AMBROSIO DE SPÍNOLA
Campamento de Casale
Visto a distancia, la toma de Breda solo fue una ilusión pasajera.
La balanza de la guerra permanecía indecisa, pero ellos disponían cada vez de más fuerzas, mientras las nuestras iban menguando.
Siguiendo instrucciones del rey Felipe IV, el ejército de Flandes se situó a la defensiva. La consigna era hacer la guerra por mar y defendernos por tierra. Con una carencia casi total de recursos para mantener el ejército no se podía hacer más.
El arquitecto de esta reorganización, el genio avieso que tomaba las decisiones en Madrid, era el conde-duque de Olivares. Un personaje nefasto. Muy obstinado en todo, estaba convencido de que ya no había recursos para una ofensiva terrestre, y en consecuencia eran precisas otras tácticas para obligar a los holandeses a firmar una paz no demasiado desfavorable a los intereses de España.

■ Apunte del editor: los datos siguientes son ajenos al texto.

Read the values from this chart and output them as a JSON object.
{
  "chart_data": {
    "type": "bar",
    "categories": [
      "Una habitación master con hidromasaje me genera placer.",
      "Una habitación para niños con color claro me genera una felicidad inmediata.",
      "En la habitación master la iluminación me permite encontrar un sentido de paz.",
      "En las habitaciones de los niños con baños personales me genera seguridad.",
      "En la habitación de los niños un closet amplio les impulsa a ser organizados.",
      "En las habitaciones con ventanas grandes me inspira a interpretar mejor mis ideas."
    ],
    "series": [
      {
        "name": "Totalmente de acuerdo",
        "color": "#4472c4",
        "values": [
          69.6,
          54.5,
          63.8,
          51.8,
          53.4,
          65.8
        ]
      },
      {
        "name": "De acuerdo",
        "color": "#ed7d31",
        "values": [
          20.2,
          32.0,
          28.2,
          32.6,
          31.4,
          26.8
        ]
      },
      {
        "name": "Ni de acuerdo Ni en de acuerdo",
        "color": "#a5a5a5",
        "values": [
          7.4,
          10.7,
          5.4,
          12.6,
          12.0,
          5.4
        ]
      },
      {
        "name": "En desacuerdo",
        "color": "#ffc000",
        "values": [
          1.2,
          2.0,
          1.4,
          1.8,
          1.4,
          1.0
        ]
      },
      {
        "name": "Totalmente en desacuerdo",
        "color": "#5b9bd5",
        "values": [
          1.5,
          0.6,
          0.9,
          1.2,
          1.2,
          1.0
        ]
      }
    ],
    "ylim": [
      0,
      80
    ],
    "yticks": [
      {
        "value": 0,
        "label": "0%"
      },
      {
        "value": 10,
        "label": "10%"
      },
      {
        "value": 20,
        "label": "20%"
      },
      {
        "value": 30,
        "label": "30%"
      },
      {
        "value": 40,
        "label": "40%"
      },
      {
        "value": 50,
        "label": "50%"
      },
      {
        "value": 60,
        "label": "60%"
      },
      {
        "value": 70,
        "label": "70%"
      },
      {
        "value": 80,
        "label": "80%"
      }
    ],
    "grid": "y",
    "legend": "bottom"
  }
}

Todo esto componía una ecuación de imposible arreglo, porque ¿cómo resistir a los holandeses y mantener al mismo tiempo fuerzas suficientes en Italia y Alemania contra Francia, mientras se reducía drásticamente el ejército de Flandes?

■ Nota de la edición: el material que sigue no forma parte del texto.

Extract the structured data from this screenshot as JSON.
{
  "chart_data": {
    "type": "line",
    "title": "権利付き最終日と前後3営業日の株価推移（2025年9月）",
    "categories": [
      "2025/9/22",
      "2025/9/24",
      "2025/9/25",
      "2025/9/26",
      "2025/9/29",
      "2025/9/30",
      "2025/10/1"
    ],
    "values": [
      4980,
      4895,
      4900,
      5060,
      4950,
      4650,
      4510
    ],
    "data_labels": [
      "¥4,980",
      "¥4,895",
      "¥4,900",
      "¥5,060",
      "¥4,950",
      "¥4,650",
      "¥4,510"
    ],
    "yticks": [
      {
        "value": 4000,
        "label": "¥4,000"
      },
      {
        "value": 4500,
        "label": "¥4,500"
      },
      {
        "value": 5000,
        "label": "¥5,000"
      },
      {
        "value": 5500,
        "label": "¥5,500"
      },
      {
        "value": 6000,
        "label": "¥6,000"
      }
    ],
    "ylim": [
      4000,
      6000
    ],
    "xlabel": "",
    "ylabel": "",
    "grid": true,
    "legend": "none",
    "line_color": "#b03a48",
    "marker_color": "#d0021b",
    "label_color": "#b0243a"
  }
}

Nadie tenía la solución para este acertijo infernal. Todo parecía jugarse en una partida de ajedrez contra el diablo, con movimientos engañosos que a nada conducían.
Yo insistí a Olivares muchas veces que en los Países Bajos se necesitaban más soldados, pero sus oídos eran sordos a esta realidad. Él pensaba que con una fuerza móvil de veinte mil infantes y cuatro mil de caballería sería suficiente, pero entendía poco de guerra. Con menos de treinta y cinco mil, la cosa era acabada, pues solo en 1626 teníamos más de treinta mil soldados custodiando plazas y puntos fuertes en Flandes, Brabante, Valonia, el Bajo Rin y del noroeste de Alemania. Y eso con las justas, y sin contar el Palatinado.
Isabel Clara Eugenia me apoyaba en todo, pero sus ruegos a Madrid servían de poco. En mis manos tuve cartas del rey en las que se me advertía que con cincuenta mil soldados bastaba para una guerra defensiva, sin intentar acción ofensiva alguna. ¿Se puede ganar así una guerra? Con tal decisión regalamos a los holandeses la iniciativa militar y el modo de usarla a su antojo.
Por entonces yo no sabía que esa iba a ser mi última campaña en Flandes. ¿Cómo podía imaginarlo? Los tres años que aún permanecí en Flandes transcurrieron sin pena ni gloria, aunque durante ese tiempo aumenté la flota corsaria, con la que seguí causando daños incalculables a los holandeses.
Siguiendo las instrucciones de fustigar el comercio de las provincias rebeldes, que era lo que mantenía la guerra, pensé llevar a cabo una obra tan útil como nunca vista.
Se trataba de unir con un gran canal los ríos Rin y Mosa, desde Rimbergh a Venloo, que debía prolongarse hasta Amberes; y con otro canal más pequeño unir el Mosa con el Escalda, desde Venloo a través del río Demer.
Las ventajas de este proyecto para las provincias leales eran inmensas, y una vez recibida la aprobación del gobierno de España, saqué las tropas en campaña para ocupar el terreno destinado a la obra, levantando los fuertes necesarios para proteger los trabajos.
Los intentos de Federico Enrique para impedir la construcción de los canales fueron inútiles, y pronto quedó terminada una buena parte del proyecto, la Fosa Eugenia, como la llamaban.
Los buenos auspicios, por desgracia, nunca culminaron del todo por la oposición de los holandeses y del obispo de Lieja, Fernando de Baviera; pero eso fue cuando me había marchado ya de los Países Bajos y nada podía hacer.